Kuday, hastaların genelde ayaklarını kaldıramadıklarını, merdiven çıkma ya da frene basmada güçlük çektiklerini ve düşme görülebileceğini belirtti.
 
Hastalığın belirtilerini, günlük aktivitelere ilginin azalması, unutkanlık, rutin işlerin aksaması, kısa dönem hafıza kaybı olarak tanımlayan Kuday, insanların genelde dil kabiliyetlerini kaybetmediklerini, fakat herhangi bir problemin olduğu gerçeğini reddedebildiklerini dile getirdi.
 
Prof. Dr. Cengiz Kuday, hafif olgularda idrara çıkma sıklığında artma görülürken, daha ciddi olgularda mesane kontrolünün tamamen kaybolduğunu vurgulayarak, idrara sık çıkma her 2-3 saatte bir görülebilirken, hastalıkta güçlü ve acil idrar yapma hissi oluşabileceğini vurguladı.
 
Hastalığın ilerleme oranının değişkenlik gösterdiğini vurgulayan Kuday, hastaların doktora ciddi fonksiyon kaybı ya da özürlülük nedeniyle başvurduklarını söyledi.

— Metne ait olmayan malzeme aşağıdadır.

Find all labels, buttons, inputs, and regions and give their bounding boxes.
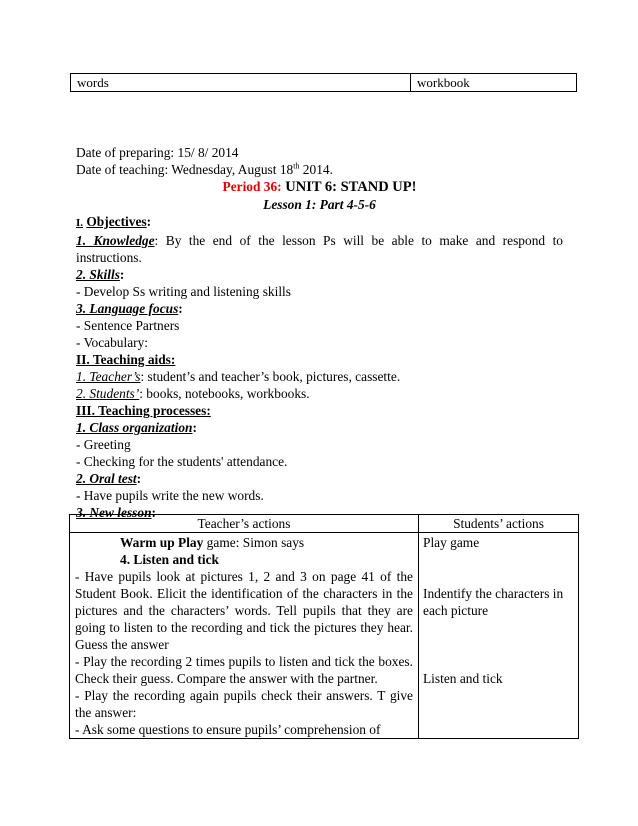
teacher-step: - Play the recording again pupils check their answers. T give the answer: bbox=[75, 688, 413, 720]
knowledge-label: 1. Knowledge bbox=[76, 233, 155, 248]
teacher-actions-cell bbox=[70, 533, 419, 739]
teacher-step: - Ask some questions to ensure pupils’ comprehension of bbox=[75, 722, 381, 737]
lesson-title: Lesson 1: Part 4-5-6 bbox=[263, 197, 376, 212]
skills-text: - Develop Ss writing and listening skills bbox=[76, 284, 291, 299]
table-cell: workbook bbox=[411, 74, 577, 92]
teaching-processes-heading: III. Teaching processes: bbox=[76, 403, 211, 418]
skills-heading: 2. Skills: bbox=[76, 267, 125, 282]
new-lesson-heading: 3. New lesson: bbox=[76, 505, 156, 520]
date-of-teaching: Date of teaching: Wednesday, August 18th 2014. bbox=[76, 161, 333, 177]
class-organization-heading: 1. Class organization: bbox=[76, 420, 197, 435]
table-row bbox=[71, 74, 577, 92]
period-number: Period 36: bbox=[222, 179, 282, 194]
oral-test-text: - Have pupils write the new words. bbox=[76, 488, 264, 503]
language-focus-heading: 3. Language focus: bbox=[76, 301, 183, 316]
sentence-partners: - Sentence Partners bbox=[76, 318, 180, 333]
listen-and-tick-title: 4. Listen and tick bbox=[120, 552, 219, 567]
oral-test-heading: 2. Oral test: bbox=[76, 471, 142, 486]
student-step: Indentify the characters in each picture bbox=[423, 586, 564, 618]
student-step: Play game bbox=[423, 535, 480, 550]
student-step: Listen and tick bbox=[423, 671, 503, 686]
teacher-aids: 1. Teacher’s: student’s and teacher’s book, pictures, cassette. bbox=[76, 369, 401, 384]
teacher-step: - Play the recording 2 times pupils to listen and tick the boxes. Check their guess. Compare the answer with the partner. bbox=[75, 654, 413, 686]
table-row bbox=[70, 533, 579, 739]
vocabulary: - Vocabulary: bbox=[76, 335, 149, 350]
table-header-row bbox=[70, 515, 579, 533]
greeting: - Greeting bbox=[76, 437, 131, 452]
teacher-actions-header: Teacher’s actions bbox=[70, 515, 419, 533]
students-actions-header: Students’ actions bbox=[419, 515, 579, 533]
lesson-plan-body bbox=[76, 144, 563, 521]
teacher-step: - Have pupils look at pictures 1, 2 and 3 on page 41 of the Student Book. Elicit the identification of the characters in the pictures and the characters’ words. Tell pupils that they are going to listen to the recording and tick the pictures they hear. Guess the answer bbox=[75, 569, 413, 652]
warm-up-line: Warm up Play game: Simon says bbox=[120, 535, 305, 550]
attendance-check: - Checking for the students' attendance. bbox=[76, 454, 288, 469]
date-of-preparing: Date of preparing: 15/ 8/ 2014 bbox=[76, 145, 239, 160]
knowledge-paragraph: 1. Knowledge: By the end of the lesson Ps will be able to make and respond to instructions. bbox=[76, 233, 563, 265]
teaching-aids-heading: II. Teaching aids: bbox=[76, 352, 176, 367]
period-title bbox=[76, 178, 563, 196]
student-aids: 2. Students’: books, notebooks, workbooks. bbox=[76, 386, 310, 401]
previous-lesson-table bbox=[70, 73, 577, 92]
unit-title: UNIT 6: STAND UP! bbox=[281, 179, 417, 195]
students-actions-cell bbox=[419, 533, 579, 739]
table-cell: words bbox=[71, 74, 411, 92]
objectives-heading: I. Objectives: bbox=[76, 214, 152, 229]
lesson-activities-table bbox=[69, 514, 579, 739]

Belirtilerin ortaya çıkma süresinin uzunluğunun, tedaviden fayda görme ihtimalini o oranda azalttığını belirten Kuday, bu nedenle erken teşhisin tedaviden fayda görme açısından önemli olduğunu vurguladı.
 
Kuday, Alzheimer ya da Parkinson'a çok benzeyen hidrosefalinin farkına da değinerek, yürüme güçlüğünün Normal Basınçlı Hidrosefalide (NBH) ilk bulgu olarak ortaya çıktığını, bu bulgunun parkinsonun titremelerinden
farklı olduğunu dile getirdi.
 
Alzheimerda hafıza kaybının erken görüldüğüne, NBH'da ise daha geç ortaya çıktığına değinen Kuday, NBH'nin en önemli farkının tedavi edilebilmesi olduğunu söyledi.
 
Prof. Dr. Cengiz Kuday, en sık kullanılan teşhis yöntemlerinin ultrason, tomografi ve MR gibi görüntüleme teknikleri ve klinik değerlendirmeler olduğunu vurgulayarak, belden sıvı alınarak da kesin teşhis konulduğunu söyledi.
 
Kuday, bu hastalığın tedavisinde en etkin yöntemin hastaya "Şant" adı verilen bir aletin takılması olduğunu vurgulayarak, "Şant, kafatası içinde biriken fazla sıvıyı boşaltmak için dizayn edilmiş bir alettir. Takılan alet sayesinde fazla sıvı karın içine boşaltılır. Cerrahi yöntemle bu alet hastaya takılır, sonrasında hasta birkaç gün hastanede kalır" dedi.
 
Yürüme güçlüğü, hafif unutkanlık ve mesane kontrolü gibi belirtilerin şanttan sonraki birkaç gün içinde iyileşebildiğini ya da iyileşmenin biraz zaman alabildiğini anlatan Kuday, klinik iyileşmenin hastadan hastaya değişiklik göstermesi nedeniyle iyileşmenin ne kadar süreceğini tahmin etmenin güç olduğunu vurguladı.